On observe là néanmoins une nouvelle acception de la mode sur nos écrans. Alors qu’ils servaient à appuyer la narration et peaufiner les traits de caractère des personnages, les vêtements se transforment en instruments commerciaux. Le cinéma se fait alors scène d’exposition des dernières créations des grands couturiers et un laboratoire où expérimenter les nouvelles tendances. Une de ces expérimentations serait le travail de Jean Paul Gaultier dans le film futuristique de Luc Besson, Le Cinquième Élément (2001). Mixant les genres et les époques dans son approche artistique, le créateur français innove et conçoit pour l’occasion un style avant-gardiste, atypique et prodigieux. Volant presque la vedette aux acteurs, l’esthétisme artistique des vêtements dans certains films se transforme en but ultime. On se rappelle de l’anecdote de 1931 quand Sam Goldwyn proposa à Coco Chanel un million de dollars afin qu’elle travaille pour MGM. Le but du mogul était d’associer sa maison de production à un grand designer.
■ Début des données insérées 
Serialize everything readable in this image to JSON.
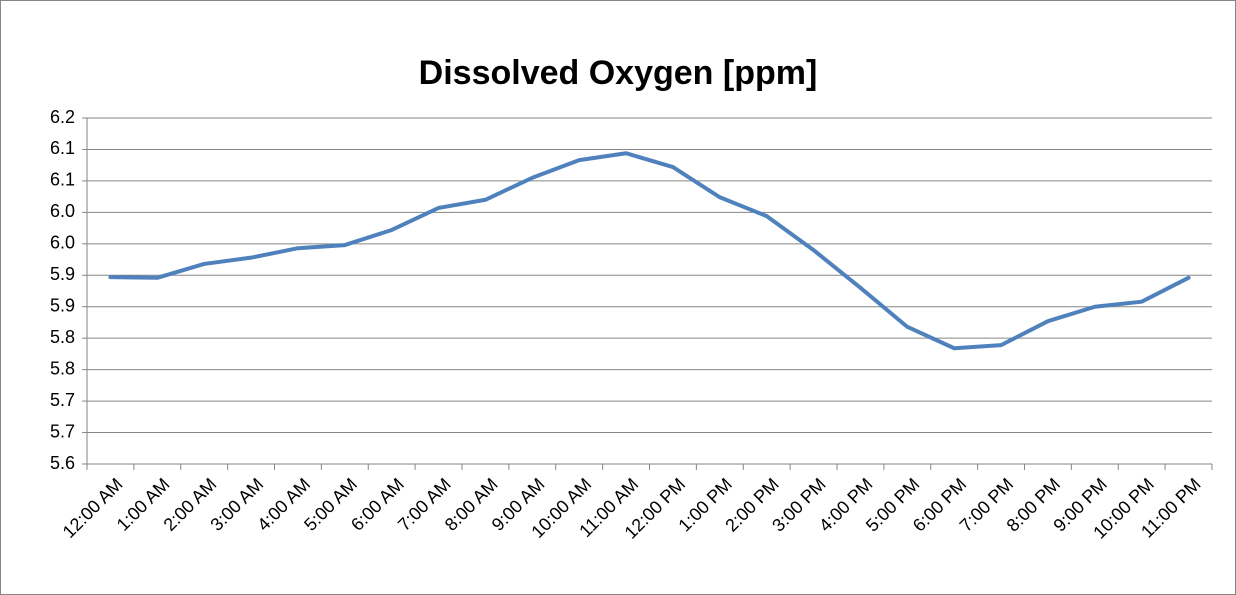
{
  "chart_data": {
    "type": "line",
    "title": "Dissolved Oxygen [ppm]",
    "categories": [
      "12:00 AM",
      "1:00 AM",
      "2:00 AM",
      "3:00 AM",
      "4:00 AM",
      "5:00 AM",
      "6:00 AM",
      "7:00 AM",
      "8:00 AM",
      "9:00 AM",
      "10:00 AM",
      "11:00 AM",
      "12:00 PM",
      "1:00 PM",
      "2:00 PM",
      "3:00 PM",
      "4:00 PM",
      "5:00 PM",
      "6:00 PM",
      "7:00 PM",
      "8:00 PM",
      "9:00 PM",
      "10:00 PM",
      "11:00 PM"
    ],
    "values": [
      5.897,
      5.896,
      5.918,
      5.928,
      5.943,
      5.948,
      5.972,
      6.007,
      6.02,
      6.055,
      6.083,
      6.094,
      6.072,
      6.024,
      5.994,
      5.94,
      5.88,
      5.818,
      5.784,
      5.789,
      5.827,
      5.85,
      5.858,
      5.896
    ],
    "color": "#4f81bd",
    "ylim": [
      5.6,
      6.15
    ],
    "yticks": [
      5.6,
      {
        "value": 5.65,
        "label": "5.7"
      },
      5.7,
      {
        "value": 5.75,
        "label": "5.8"
      },
      5.8,
      {
        "value": 5.85,
        "label": "5.9"
      },
      5.9,
      {
        "value": 5.95,
        "label": "6.0"
      },
      {
        "value": 6.0,
        "label": "6.0"
      },
      {
        "value": 6.05,
        "label": "6.1"
      },
      6.1,
      {
        "value": 6.15,
        "label": "6.2"
      }
    ],
    "grid": true
  }
}
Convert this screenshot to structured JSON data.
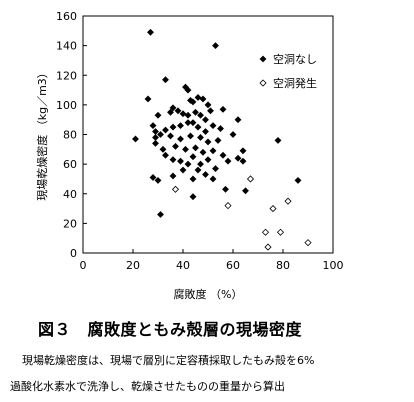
{
  "chart_data": {
    "type": "scatter",
    "xlabel": "腐敗度 （%）",
    "ylabel": "現場乾燥密度 （kg／m3）",
    "xlim": [
      0,
      100
    ],
    "ylim": [
      0,
      160
    ],
    "x_ticks": [
      "0",
      "20",
      "40",
      "60",
      "80",
      "100"
    ],
    "y_ticks": [
      "0",
      "20",
      "40",
      "60",
      "80",
      "100",
      "120",
      "140",
      "160"
    ],
    "legend_position": "top-right",
    "grid": false,
    "series": [
      {
        "name": "空洞なし",
        "marker": "filled-diamond",
        "points": [
          [
            27,
            149
          ],
          [
            53,
            140
          ],
          [
            33,
            117
          ],
          [
            41,
            112
          ],
          [
            42,
            110
          ],
          [
            26,
            104
          ],
          [
            43,
            103
          ],
          [
            46,
            105
          ],
          [
            48,
            104
          ],
          [
            44,
            102
          ],
          [
            30,
            93
          ],
          [
            35,
            95
          ],
          [
            36,
            98
          ],
          [
            38,
            96
          ],
          [
            40,
            94
          ],
          [
            42,
            93
          ],
          [
            45,
            95
          ],
          [
            47,
            93
          ],
          [
            49,
            90
          ],
          [
            51,
            96
          ],
          [
            56,
            97
          ],
          [
            62,
            90
          ],
          [
            28,
            86
          ],
          [
            29,
            82
          ],
          [
            31,
            80
          ],
          [
            33,
            83
          ],
          [
            36,
            85
          ],
          [
            39,
            86
          ],
          [
            44,
            88
          ],
          [
            46,
            85
          ],
          [
            49,
            82
          ],
          [
            52,
            86
          ],
          [
            55,
            84
          ],
          [
            60,
            80
          ],
          [
            21,
            77
          ],
          [
            29,
            78
          ],
          [
            35,
            79
          ],
          [
            39,
            77
          ],
          [
            43,
            79
          ],
          [
            47,
            78
          ],
          [
            50,
            75
          ],
          [
            54,
            76
          ],
          [
            32,
            70
          ],
          [
            37,
            72
          ],
          [
            41,
            70
          ],
          [
            45,
            71
          ],
          [
            48,
            68
          ],
          [
            52,
            69
          ],
          [
            56,
            66
          ],
          [
            62,
            64
          ],
          [
            64,
            69
          ],
          [
            29,
            74
          ],
          [
            33,
            66
          ],
          [
            36,
            63
          ],
          [
            39,
            62
          ],
          [
            42,
            60
          ],
          [
            44,
            65
          ],
          [
            47,
            60
          ],
          [
            50,
            63
          ],
          [
            53,
            57
          ],
          [
            58,
            62
          ],
          [
            64,
            62
          ],
          [
            30,
            49
          ],
          [
            36,
            52
          ],
          [
            40,
            56
          ],
          [
            44,
            50
          ],
          [
            46,
            56
          ],
          [
            49,
            53
          ],
          [
            52,
            50
          ],
          [
            57,
            43
          ],
          [
            28,
            51
          ],
          [
            44,
            38
          ],
          [
            31,
            26
          ],
          [
            65,
            42
          ],
          [
            78,
            76
          ],
          [
            86,
            49
          ],
          [
            42,
            88
          ],
          [
            50,
            100
          ]
        ]
      },
      {
        "name": "空洞発生",
        "marker": "open-diamond",
        "points": [
          [
            73,
            14
          ],
          [
            74,
            4
          ],
          [
            76,
            30
          ],
          [
            79,
            14
          ],
          [
            82,
            35
          ],
          [
            90,
            7
          ],
          [
            58,
            32
          ],
          [
            67,
            50
          ],
          [
            37,
            43
          ]
        ]
      }
    ]
  },
  "caption": {
    "title": "図３　腐敗度ともみ殻層の現場密度",
    "note_line1": "現場乾燥密度は、現場で層別に定容積採取したもみ殻を6%",
    "note_line2": "過酸化水素水で洗浄し、乾燥させたものの重量から算出"
  }
}
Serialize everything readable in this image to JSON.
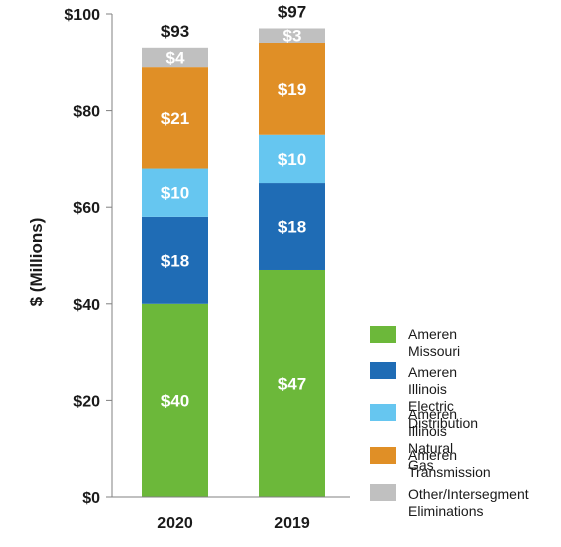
{
  "chart_data": {
    "type": "bar",
    "stacked": true,
    "categories": [
      "2020",
      "2019"
    ],
    "ylabel": "$ (Millions)",
    "ylim": [
      0,
      100
    ],
    "yticks": [
      0,
      20,
      40,
      60,
      80,
      100
    ],
    "ytick_labels": [
      "$0",
      "$20",
      "$40",
      "$60",
      "$80",
      "$100"
    ],
    "totals": [
      93,
      97
    ],
    "total_labels": [
      "$93",
      "$97"
    ],
    "series": [
      {
        "name": "Ameren Missouri",
        "color": "#6cb83a",
        "values": [
          40,
          47
        ],
        "labels": [
          "$40",
          "$47"
        ]
      },
      {
        "name": "Ameren Illinois\nElectric Distribution",
        "color": "#1f6cb5",
        "values": [
          18,
          18
        ],
        "labels": [
          "$18",
          "$18"
        ]
      },
      {
        "name": "Ameren Illinois\nNatural Gas",
        "color": "#66c6f0",
        "values": [
          10,
          10
        ],
        "labels": [
          "$10",
          "$10"
        ]
      },
      {
        "name": "Ameren Transmission",
        "color": "#e08f26",
        "values": [
          21,
          19
        ],
        "labels": [
          "$21",
          "$19"
        ]
      },
      {
        "name": "Other/Intersegment\nEliminations",
        "color": "#c0c0c0",
        "values": [
          4,
          3
        ],
        "labels": [
          "$4",
          "$3"
        ]
      }
    ],
    "legend_position": "right"
  }
}
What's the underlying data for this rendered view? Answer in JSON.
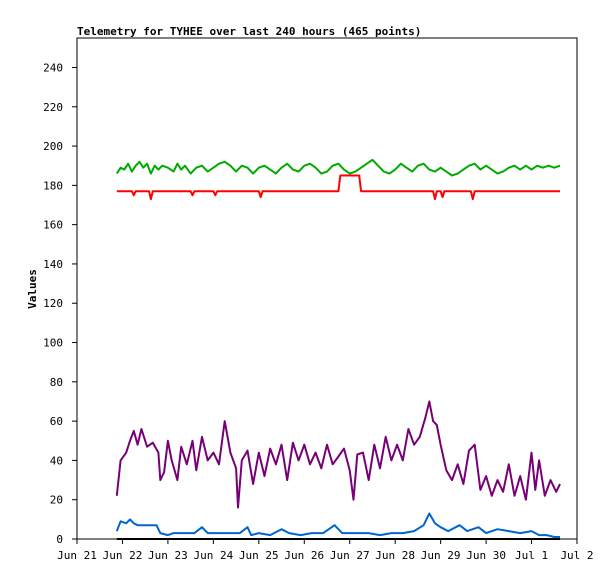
{
  "chart_data": {
    "type": "line",
    "title": "Telemetry for TYHEE over last 240 hours (465 points)",
    "xlabel": "",
    "ylabel": "Values",
    "xlim": [
      "2024-06-21T00:00",
      "2024-07-02T00:00"
    ],
    "ylim": [
      0,
      255
    ],
    "x_ticks": [
      "Jun 21",
      "Jun 22",
      "Jun 23",
      "Jun 24",
      "Jun 25",
      "Jun 26",
      "Jun 27",
      "Jun 28",
      "Jun 29",
      "Jun 30",
      "Jul 1",
      "Jul 2"
    ],
    "y_ticks": [
      0,
      20,
      40,
      60,
      80,
      100,
      120,
      140,
      160,
      180,
      200,
      220,
      240
    ],
    "grid": false,
    "legend": "none",
    "series": [
      {
        "color": "#00aa00",
        "points": [
          [
            "2024-06-21T21:00",
            186
          ],
          [
            "2024-06-21T23:00",
            189
          ],
          [
            "2024-06-22T01:00",
            188
          ],
          [
            "2024-06-22T03:00",
            191
          ],
          [
            "2024-06-22T05:00",
            187
          ],
          [
            "2024-06-22T07:00",
            190
          ],
          [
            "2024-06-22T09:00",
            192
          ],
          [
            "2024-06-22T11:00",
            189
          ],
          [
            "2024-06-22T13:00",
            191
          ],
          [
            "2024-06-22T15:00",
            186
          ],
          [
            "2024-06-22T17:00",
            190
          ],
          [
            "2024-06-22T19:00",
            188
          ],
          [
            "2024-06-22T21:00",
            190
          ],
          [
            "2024-06-23T00:00",
            189
          ],
          [
            "2024-06-23T03:00",
            187
          ],
          [
            "2024-06-23T05:00",
            191
          ],
          [
            "2024-06-23T07:00",
            188
          ],
          [
            "2024-06-23T09:00",
            190
          ],
          [
            "2024-06-23T12:00",
            186
          ],
          [
            "2024-06-23T15:00",
            189
          ],
          [
            "2024-06-23T18:00",
            190
          ],
          [
            "2024-06-23T21:00",
            187
          ],
          [
            "2024-06-24T00:00",
            189
          ],
          [
            "2024-06-24T03:00",
            191
          ],
          [
            "2024-06-24T06:00",
            192
          ],
          [
            "2024-06-24T09:00",
            190
          ],
          [
            "2024-06-24T12:00",
            187
          ],
          [
            "2024-06-24T15:00",
            190
          ],
          [
            "2024-06-24T18:00",
            189
          ],
          [
            "2024-06-24T21:00",
            186
          ],
          [
            "2024-06-25T00:00",
            189
          ],
          [
            "2024-06-25T03:00",
            190
          ],
          [
            "2024-06-25T06:00",
            188
          ],
          [
            "2024-06-25T09:00",
            186
          ],
          [
            "2024-06-25T12:00",
            189
          ],
          [
            "2024-06-25T15:00",
            191
          ],
          [
            "2024-06-25T18:00",
            188
          ],
          [
            "2024-06-25T21:00",
            187
          ],
          [
            "2024-06-26T00:00",
            190
          ],
          [
            "2024-06-26T03:00",
            191
          ],
          [
            "2024-06-26T06:00",
            189
          ],
          [
            "2024-06-26T09:00",
            186
          ],
          [
            "2024-06-26T12:00",
            187
          ],
          [
            "2024-06-26T15:00",
            190
          ],
          [
            "2024-06-26T18:00",
            191
          ],
          [
            "2024-06-26T21:00",
            188
          ],
          [
            "2024-06-27T00:00",
            186
          ],
          [
            "2024-06-27T03:00",
            187
          ],
          [
            "2024-06-27T06:00",
            189
          ],
          [
            "2024-06-27T09:00",
            191
          ],
          [
            "2024-06-27T12:00",
            193
          ],
          [
            "2024-06-27T15:00",
            190
          ],
          [
            "2024-06-27T18:00",
            187
          ],
          [
            "2024-06-27T21:00",
            186
          ],
          [
            "2024-06-28T00:00",
            188
          ],
          [
            "2024-06-28T03:00",
            191
          ],
          [
            "2024-06-28T06:00",
            189
          ],
          [
            "2024-06-28T09:00",
            187
          ],
          [
            "2024-06-28T12:00",
            190
          ],
          [
            "2024-06-28T15:00",
            191
          ],
          [
            "2024-06-28T18:00",
            188
          ],
          [
            "2024-06-28T21:00",
            187
          ],
          [
            "2024-06-29T00:00",
            189
          ],
          [
            "2024-06-29T03:00",
            187
          ],
          [
            "2024-06-29T06:00",
            185
          ],
          [
            "2024-06-29T09:00",
            186
          ],
          [
            "2024-06-29T12:00",
            188
          ],
          [
            "2024-06-29T15:00",
            190
          ],
          [
            "2024-06-29T18:00",
            191
          ],
          [
            "2024-06-29T21:00",
            188
          ],
          [
            "2024-06-30T00:00",
            190
          ],
          [
            "2024-06-30T03:00",
            188
          ],
          [
            "2024-06-30T06:00",
            186
          ],
          [
            "2024-06-30T09:00",
            187
          ],
          [
            "2024-06-30T12:00",
            189
          ],
          [
            "2024-06-30T15:00",
            190
          ],
          [
            "2024-06-30T18:00",
            188
          ],
          [
            "2024-06-30T21:00",
            190
          ],
          [
            "2024-07-01T00:00",
            188
          ],
          [
            "2024-07-01T03:00",
            190
          ],
          [
            "2024-07-01T06:00",
            189
          ],
          [
            "2024-07-01T09:00",
            190
          ],
          [
            "2024-07-01T12:00",
            189
          ],
          [
            "2024-07-01T15:00",
            190
          ]
        ]
      },
      {
        "color": "#ff0000",
        "points": [
          [
            "2024-06-21T21:00",
            177
          ],
          [
            "2024-06-22T05:00",
            177
          ],
          [
            "2024-06-22T06:00",
            175
          ],
          [
            "2024-06-22T07:00",
            177
          ],
          [
            "2024-06-22T14:00",
            177
          ],
          [
            "2024-06-22T15:00",
            173
          ],
          [
            "2024-06-22T16:00",
            177
          ],
          [
            "2024-06-23T12:00",
            177
          ],
          [
            "2024-06-23T13:00",
            175
          ],
          [
            "2024-06-23T14:00",
            177
          ],
          [
            "2024-06-24T00:00",
            177
          ],
          [
            "2024-06-24T01:00",
            175
          ],
          [
            "2024-06-24T02:00",
            177
          ],
          [
            "2024-06-25T00:00",
            177
          ],
          [
            "2024-06-25T01:00",
            174
          ],
          [
            "2024-06-25T02:00",
            177
          ],
          [
            "2024-06-26T18:00",
            177
          ],
          [
            "2024-06-26T19:00",
            185
          ],
          [
            "2024-06-27T05:00",
            185
          ],
          [
            "2024-06-27T06:00",
            177
          ],
          [
            "2024-06-28T20:00",
            177
          ],
          [
            "2024-06-28T21:00",
            173
          ],
          [
            "2024-06-28T22:00",
            177
          ],
          [
            "2024-06-29T00:00",
            177
          ],
          [
            "2024-06-29T01:00",
            174
          ],
          [
            "2024-06-29T02:00",
            177
          ],
          [
            "2024-06-29T16:00",
            177
          ],
          [
            "2024-06-29T17:00",
            173
          ],
          [
            "2024-06-29T18:00",
            177
          ],
          [
            "2024-07-01T15:00",
            177
          ]
        ]
      },
      {
        "color": "#770077",
        "points": [
          [
            "2024-06-21T21:00",
            22
          ],
          [
            "2024-06-21T23:00",
            40
          ],
          [
            "2024-06-22T02:00",
            44
          ],
          [
            "2024-06-22T04:00",
            50
          ],
          [
            "2024-06-22T06:00",
            55
          ],
          [
            "2024-06-22T08:00",
            48
          ],
          [
            "2024-06-22T10:00",
            56
          ],
          [
            "2024-06-22T13:00",
            47
          ],
          [
            "2024-06-22T16:00",
            49
          ],
          [
            "2024-06-22T19:00",
            44
          ],
          [
            "2024-06-22T20:00",
            30
          ],
          [
            "2024-06-22T22:00",
            34
          ],
          [
            "2024-06-23T00:00",
            50
          ],
          [
            "2024-06-23T02:00",
            40
          ],
          [
            "2024-06-23T05:00",
            30
          ],
          [
            "2024-06-23T07:00",
            47
          ],
          [
            "2024-06-23T10:00",
            38
          ],
          [
            "2024-06-23T13:00",
            50
          ],
          [
            "2024-06-23T15:00",
            35
          ],
          [
            "2024-06-23T18:00",
            52
          ],
          [
            "2024-06-23T21:00",
            40
          ],
          [
            "2024-06-24T00:00",
            44
          ],
          [
            "2024-06-24T03:00",
            38
          ],
          [
            "2024-06-24T06:00",
            60
          ],
          [
            "2024-06-24T09:00",
            44
          ],
          [
            "2024-06-24T12:00",
            36
          ],
          [
            "2024-06-24T13:00",
            16
          ],
          [
            "2024-06-24T15:00",
            40
          ],
          [
            "2024-06-24T18:00",
            45
          ],
          [
            "2024-06-24T21:00",
            28
          ],
          [
            "2024-06-25T00:00",
            44
          ],
          [
            "2024-06-25T03:00",
            32
          ],
          [
            "2024-06-25T06:00",
            46
          ],
          [
            "2024-06-25T09:00",
            38
          ],
          [
            "2024-06-25T12:00",
            48
          ],
          [
            "2024-06-25T15:00",
            30
          ],
          [
            "2024-06-25T18:00",
            49
          ],
          [
            "2024-06-25T21:00",
            40
          ],
          [
            "2024-06-26T00:00",
            48
          ],
          [
            "2024-06-26T03:00",
            38
          ],
          [
            "2024-06-26T06:00",
            44
          ],
          [
            "2024-06-26T09:00",
            36
          ],
          [
            "2024-06-26T12:00",
            48
          ],
          [
            "2024-06-26T15:00",
            38
          ],
          [
            "2024-06-26T18:00",
            42
          ],
          [
            "2024-06-26T21:00",
            46
          ],
          [
            "2024-06-27T00:00",
            35
          ],
          [
            "2024-06-27T02:00",
            20
          ],
          [
            "2024-06-27T04:00",
            43
          ],
          [
            "2024-06-27T07:00",
            44
          ],
          [
            "2024-06-27T10:00",
            30
          ],
          [
            "2024-06-27T13:00",
            48
          ],
          [
            "2024-06-27T16:00",
            36
          ],
          [
            "2024-06-27T19:00",
            52
          ],
          [
            "2024-06-27T22:00",
            40
          ],
          [
            "2024-06-28T01:00",
            48
          ],
          [
            "2024-06-28T04:00",
            40
          ],
          [
            "2024-06-28T07:00",
            56
          ],
          [
            "2024-06-28T10:00",
            48
          ],
          [
            "2024-06-28T13:00",
            52
          ],
          [
            "2024-06-28T16:00",
            62
          ],
          [
            "2024-06-28T18:00",
            70
          ],
          [
            "2024-06-28T20:00",
            60
          ],
          [
            "2024-06-28T22:00",
            58
          ],
          [
            "2024-06-29T00:00",
            48
          ],
          [
            "2024-06-29T03:00",
            35
          ],
          [
            "2024-06-29T06:00",
            30
          ],
          [
            "2024-06-29T09:00",
            38
          ],
          [
            "2024-06-29T12:00",
            28
          ],
          [
            "2024-06-29T15:00",
            45
          ],
          [
            "2024-06-29T18:00",
            48
          ],
          [
            "2024-06-29T21:00",
            25
          ],
          [
            "2024-06-30T00:00",
            32
          ],
          [
            "2024-06-30T03:00",
            22
          ],
          [
            "2024-06-30T06:00",
            30
          ],
          [
            "2024-06-30T09:00",
            24
          ],
          [
            "2024-06-30T12:00",
            38
          ],
          [
            "2024-06-30T15:00",
            22
          ],
          [
            "2024-06-30T18:00",
            32
          ],
          [
            "2024-06-30T21:00",
            20
          ],
          [
            "2024-07-01T00:00",
            44
          ],
          [
            "2024-07-01T02:00",
            25
          ],
          [
            "2024-07-01T04:00",
            40
          ],
          [
            "2024-07-01T07:00",
            22
          ],
          [
            "2024-07-01T10:00",
            30
          ],
          [
            "2024-07-01T13:00",
            24
          ],
          [
            "2024-07-01T15:00",
            28
          ]
        ]
      },
      {
        "color": "#0066cc",
        "points": [
          [
            "2024-06-21T21:00",
            4
          ],
          [
            "2024-06-21T23:00",
            9
          ],
          [
            "2024-06-22T02:00",
            8
          ],
          [
            "2024-06-22T04:00",
            10
          ],
          [
            "2024-06-22T06:00",
            8
          ],
          [
            "2024-06-22T08:00",
            7
          ],
          [
            "2024-06-22T12:00",
            7
          ],
          [
            "2024-06-22T18:00",
            7
          ],
          [
            "2024-06-22T20:00",
            3
          ],
          [
            "2024-06-23T00:00",
            2
          ],
          [
            "2024-06-23T03:00",
            3
          ],
          [
            "2024-06-23T08:00",
            3
          ],
          [
            "2024-06-23T14:00",
            3
          ],
          [
            "2024-06-23T18:00",
            6
          ],
          [
            "2024-06-23T21:00",
            3
          ],
          [
            "2024-06-24T02:00",
            3
          ],
          [
            "2024-06-24T08:00",
            3
          ],
          [
            "2024-06-24T14:00",
            3
          ],
          [
            "2024-06-24T18:00",
            6
          ],
          [
            "2024-06-24T20:00",
            2
          ],
          [
            "2024-06-25T00:00",
            3
          ],
          [
            "2024-06-25T06:00",
            2
          ],
          [
            "2024-06-25T12:00",
            5
          ],
          [
            "2024-06-25T16:00",
            3
          ],
          [
            "2024-06-25T22:00",
            2
          ],
          [
            "2024-06-26T04:00",
            3
          ],
          [
            "2024-06-26T10:00",
            3
          ],
          [
            "2024-06-26T16:00",
            7
          ],
          [
            "2024-06-26T20:00",
            3
          ],
          [
            "2024-06-27T03:00",
            3
          ],
          [
            "2024-06-27T10:00",
            3
          ],
          [
            "2024-06-27T16:00",
            2
          ],
          [
            "2024-06-27T22:00",
            3
          ],
          [
            "2024-06-28T04:00",
            3
          ],
          [
            "2024-06-28T10:00",
            4
          ],
          [
            "2024-06-28T15:00",
            7
          ],
          [
            "2024-06-28T18:00",
            13
          ],
          [
            "2024-06-28T21:00",
            8
          ],
          [
            "2024-06-29T00:00",
            6
          ],
          [
            "2024-06-29T04:00",
            4
          ],
          [
            "2024-06-29T10:00",
            7
          ],
          [
            "2024-06-29T14:00",
            4
          ],
          [
            "2024-06-29T20:00",
            6
          ],
          [
            "2024-06-30T00:00",
            3
          ],
          [
            "2024-06-30T06:00",
            5
          ],
          [
            "2024-06-30T12:00",
            4
          ],
          [
            "2024-06-30T18:00",
            3
          ],
          [
            "2024-07-01T00:00",
            4
          ],
          [
            "2024-07-01T04:00",
            2
          ],
          [
            "2024-07-01T08:00",
            2
          ],
          [
            "2024-07-01T12:00",
            1
          ],
          [
            "2024-07-01T15:00",
            1
          ]
        ]
      },
      {
        "color": "#000000",
        "points": [
          [
            "2024-06-21T21:00",
            0
          ],
          [
            "2024-07-01T15:00",
            0
          ]
        ]
      }
    ]
  }
}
Depuis, tout comme le duo Givenchy-Hepburn, un bon nombre de designers se sont associés à de grandes productions cinématographiques. Pour ne citer qu’eux, on a Giorgio Armani pour le film American Gigolo en 1980 ou Batman, the Dark Knight (2008) et The Dark Knight Rises (2012) ; Ralph Lauren pour Gatsby le Magnifique de 1974 et Annie Hall (1977) ; Nino Cerrutti pour Pretty Woman ; Armani et Chanel pour Trop belle pour toi (1989) ; et quant à la franchise James Bond dont le héros est toujours tiré à quatre épingles, on peut évoquer Tom Ford pour Quantum of Solace (2008) et Skyfall (2012), Armani pour Casino Royale (2006) et Brioni pour tous les 007 où Pierce Brosnan a joué.

Ainsi, alors qu’à l’aube du cinéma, les acteurs jouaient avec leurs propres vêtements, aujourd’hui les plus grands designers et les maisons de productions fonctionnent de pair. Une collaboration où tout le monde trouve son avantage : c’est peu cher puisque les couturiers prêtent gratuitement leurs créations et l’apparition dans les films de leurs œuvres, leur permet de se faire une publicité non négligeable. Véritable enjeu commercial, l’exploitation du « star system » par les grands noms de la mode a donc fait des acteurs et actrices des porte-vêtements. Cependant, ces derniers y trouvent aussi leur compte. De fait, à Hollywood, films et séries ont immortalisé des looks vestimentaires qui ont eu un impact sur l’opinion générale et développé la notion d’icônes de la mode et de sex symbol. Du côté des femmes, on peut citer Marilyn Monroe (Sept ans de réflexion – 1955, Certains l’aiment chaud – 1959), Audrey Hepburn, Sarah Jessica Parker (Sex & the City – de 1998 à 2004), Brigitte Bardot (Et Dieu… créa la femme – 1956); et chez les hommes on a les acteurs Marlon Brando (Un tramway nommé Désir – 1951, L’équipée Sauvage – 1953), James Dean (La fureur de Vivre, A l’est d’Eden – 1955), Alain Delon (Le Samouraï – 1967, La Piscine – 1969) ou Johnny Depp (21 Jump Street – de 1987 à 1990, Cry Baby – 1990), Jon Hamm (Mad Men – de 2007 à 2015).

Passés d’acteurs en icônes de la mode et sex symbol, les vedettes rentrent alors dans le jeu de la starification, facilité par le prestige de se vêtir avec ce que la mode fait de mieux, et s’imposent en influenceurs fashion.